Uma palavra pode substituir uma imagem. Uma imagem pode substituir uma palavra. (Magritte apud Júlio Pomar, 2014:37)

O facto de os grafilitos não se encontrarem isolados entre si, mas funcionarem numa associação conjuntiva, isto é, num sistema pensado e ligado a um corpo de significados, faz com que o desenho possa ser lido e os signos geométricos que compõem as figuras, em associação, assumam um caráter verbal.

Assim, os signos visuais desempenham a mesma função que a palavra, conferindo a cada signo uma atividade verbal que faz emergir a sua legibilidade e, consequentemente a sua dimensão poética. No desenho sonálgico há um claro

41 predomínio dos signos visuais. De acordo com a nossa posição, trata-se, antes de mais, de uma expressão estética que assume um modo de leitura que não está em consonância com a forma habitual de ler. Cada forma geométrica é lida de um modo restrito, aliás, dito de outro modo, a sua compreensão está limitada à leitura que a comunidade dela fizer, daí apelidá-la de poesia socializante.

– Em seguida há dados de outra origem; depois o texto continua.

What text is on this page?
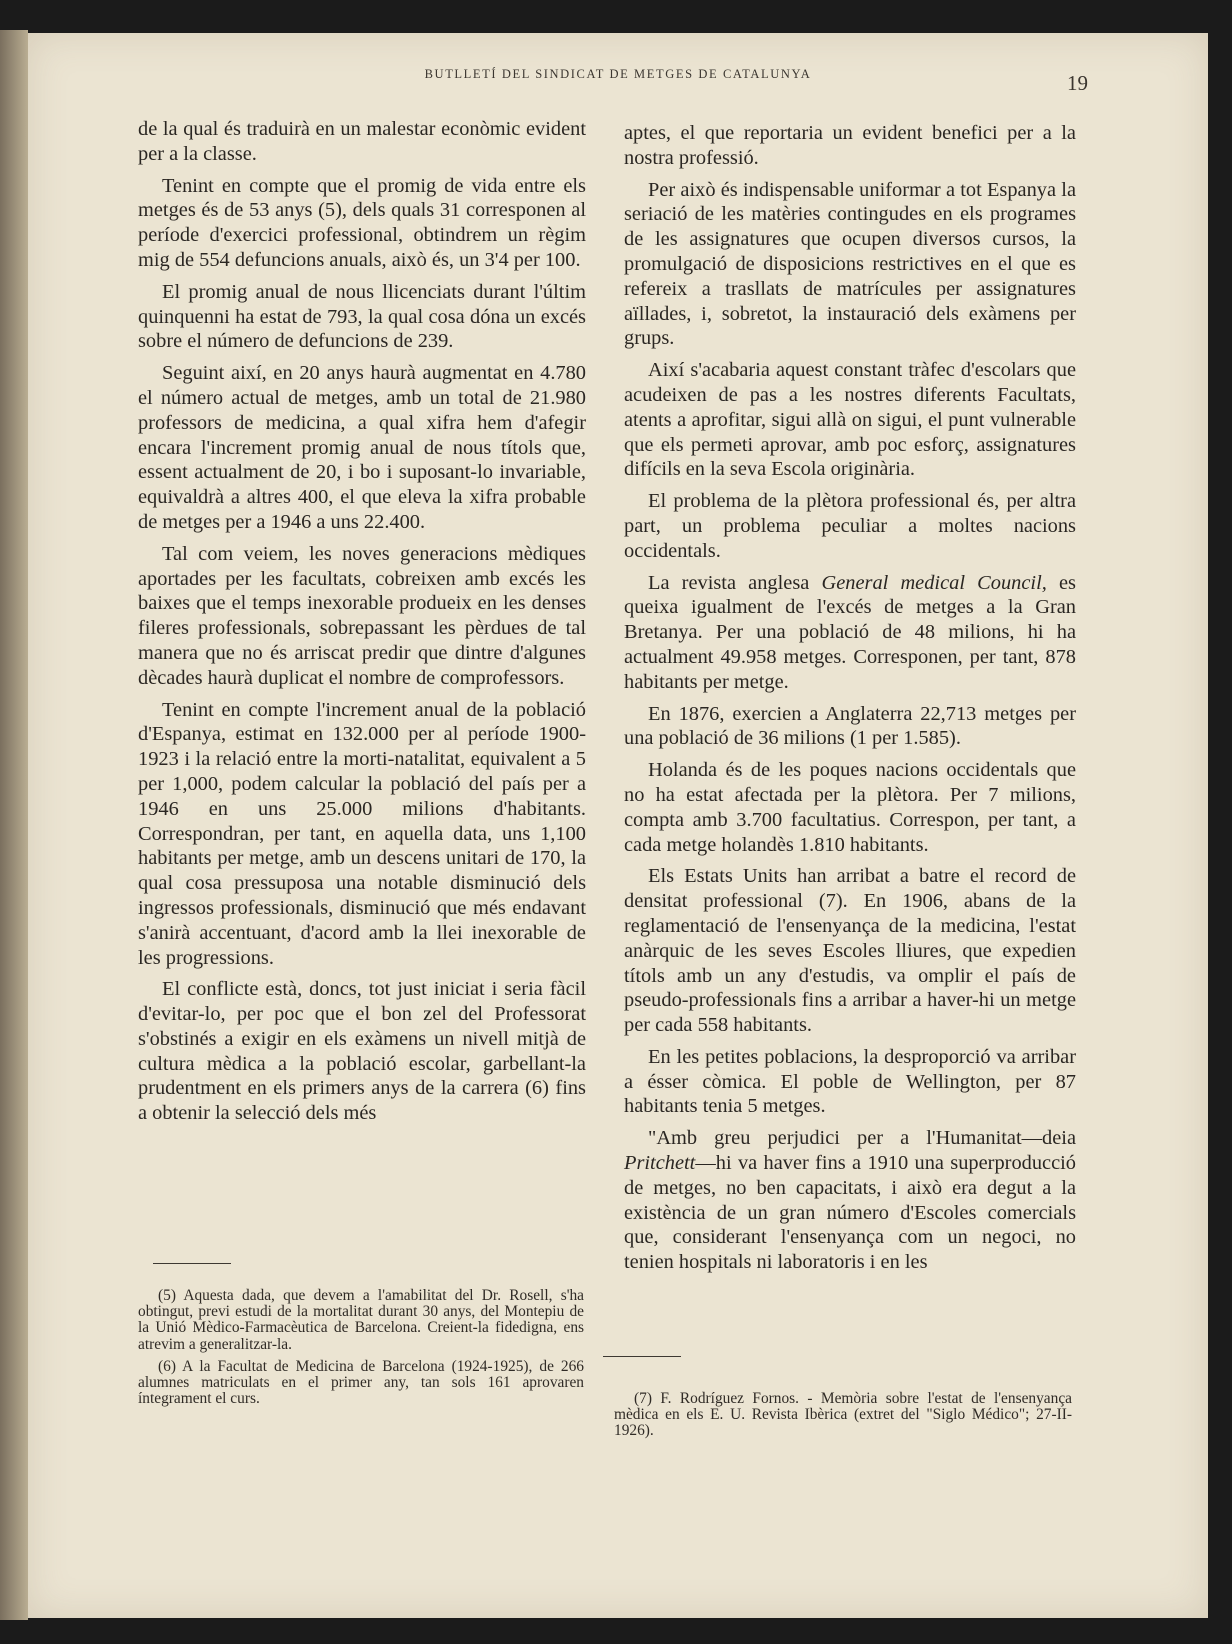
BUTLLETÍ DEL SINDICAT DE METGES DE CATALUNYA	19

de la qual és traduirà en un malestar econòmic evident per a la classe.

Tenint en compte que el promig de vida entre els metges és de 53 anys (5), dels quals 31 corresponen al període d'exercici professional, obtindrem un règim mig de 554 defuncions anuals, això és, un 3'4 per 100.

El promig anual de nous llicenciats durant l'últim quinquenni ha estat de 793, la qual cosa dóna un excés sobre el número de defuncions de 239.

Seguint així, en 20 anys haurà augmentat en 4.780 el número actual de metges, amb un total de 21.980 professors de medicina, a qual xifra hem d'afegir encara l'increment promig anual de nous títols que, essent actualment de 20, i bo i suposant-lo invariable, equivaldrà a altres 400, el que eleva la xifra probable de metges per a 1946 a uns 22.400.

Tal com veiem, les noves generacions mèdiques aportades per les facultats, cobreixen amb excés les baixes que el temps inexorable produeix en les denses fileres professionals, sobrepassant les pèrdues de tal manera que no és arriscat predir que dintre d'algunes dècades haurà duplicat el nombre de comprofessors.

Tenint en compte l'increment anual de la població d'Espanya, estimat en 132.000 per al període 1900-1923 i la relació entre la morti-natalitat, equivalent a 5 per 1,000, podem calcular la població del país per a 1946 en uns 25.000 milions d'habitants. Correspondran, per tant, en aquella data, uns 1,100 habitants per metge, amb un descens unitari de 170, la qual cosa pressuposa una notable disminució dels ingressos professionals, disminució que més endavant s'anirà accentuant, d'acord amb la llei inexorable de les progressions.

El conflicte està, doncs, tot just iniciat i seria fàcil d'evitar-lo, per poc que el bon zel del Professorat s'obstinés a exigir en els exàmens un nivell mitjà de cultura mèdica a la població escolar, garbellant-la prudentment en els primers anys de la carrera (6) fins a obtenir la selecció dels més

aptes, el que reportaria un evident benefici per a la nostra professió.

Per això és indispensable uniformar a tot Espanya la seriació de les matèries contingudes en els programes de les assignatures que ocupen diversos cursos, la promulgació de disposicions restrictives en el que es refereix a trasllats de matrícules per assignatures aïllades, i, sobretot, la instauració dels exàmens per grups.

Així s'acabaria aquest constant tràfec d'escolars que acudeixen de pas a les nostres diferents Facultats, atents a aprofitar, sigui allà on sigui, el punt vulnerable que els permeti aprovar, amb poc esforç, assignatures difícils en la seva Escola originària.

El problema de la plètora professional és, per altra part, un problema peculiar a moltes nacions occidentals.

La revista anglesa General medical Council, es queixa igualment de l'excés de metges a la Gran Bretanya. Per una població de 48 milions, hi ha actualment 49.958 metges. Corresponen, per tant, 878 habitants per metge.

En 1876, exercien a Anglaterra 22,713 metges per una població de 36 milions (1 per 1.585).

Holanda és de les poques nacions occidentals que no ha estat afectada per la plètora. Per 7 milions, compta amb 3.700 facultatius. Correspon, per tant, a cada metge holandès 1.810 habitants.

Els Estats Units han arribat a batre el record de densitat professional (7). En 1906, abans de la reglamentació de l'ensenyança de la medicina, l'estat anàrquic de les seves Escoles lliures, que expedien títols amb un any d'estudis, va omplir el país de pseudo-professionals fins a arribar a haver-hi un metge per cada 558 habitants.

En les petites poblacions, la desproporció va arribar a ésser còmica. El poble de Wellington, per 87 habitants tenia 5 metges.

"Amb greu perjudici per a l'Humanitat—deia Pritchett—hi va haver fins a 1910 una superproducció de metges, no ben capacitats, i això era degut a la existència de un gran número d'Escoles comercials que, considerant l'ensenyança com un negoci, no tenien hospitals ni laboratoris i en les

(5) Aquesta dada, que devem a l'amabilitat del Dr. Rosell, s'ha obtingut, previ estudi de la mortalitat durant 30 anys, del Montepiu de la Unió Mèdico-Farmacèutica de Barcelona. Creient-la fidedigna, ens atrevim a generalitzar-la.

(6) A la Facultat de Medicina de Barcelona (1924-1925), de 266 alumnes matriculats en el primer any, tan sols 161 aprovaren íntegrament el curs.	(7) F. Rodríguez Fornos. - Memòria sobre l'estat de l'ensenyança mèdica en els E. U. Revista Ibèrica (extret del "Siglo Médico"; 27-II-1926).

A mensagem dos sona é sintética e essencialmente visual, e apesar de pressupor uma leitura diferente da que estamos habituados, a forma como se deve encarar o “texto” coincide com os parâmetros definidos para a poesia visual europeia. Conforme refere Dalila d'Alte Rodrigues: “A arte moderna foi renovar-se numa antiguidade que a arte académica já não tinha olhos para alcançar” (Negreiros apud Rodrigues, 2002:111).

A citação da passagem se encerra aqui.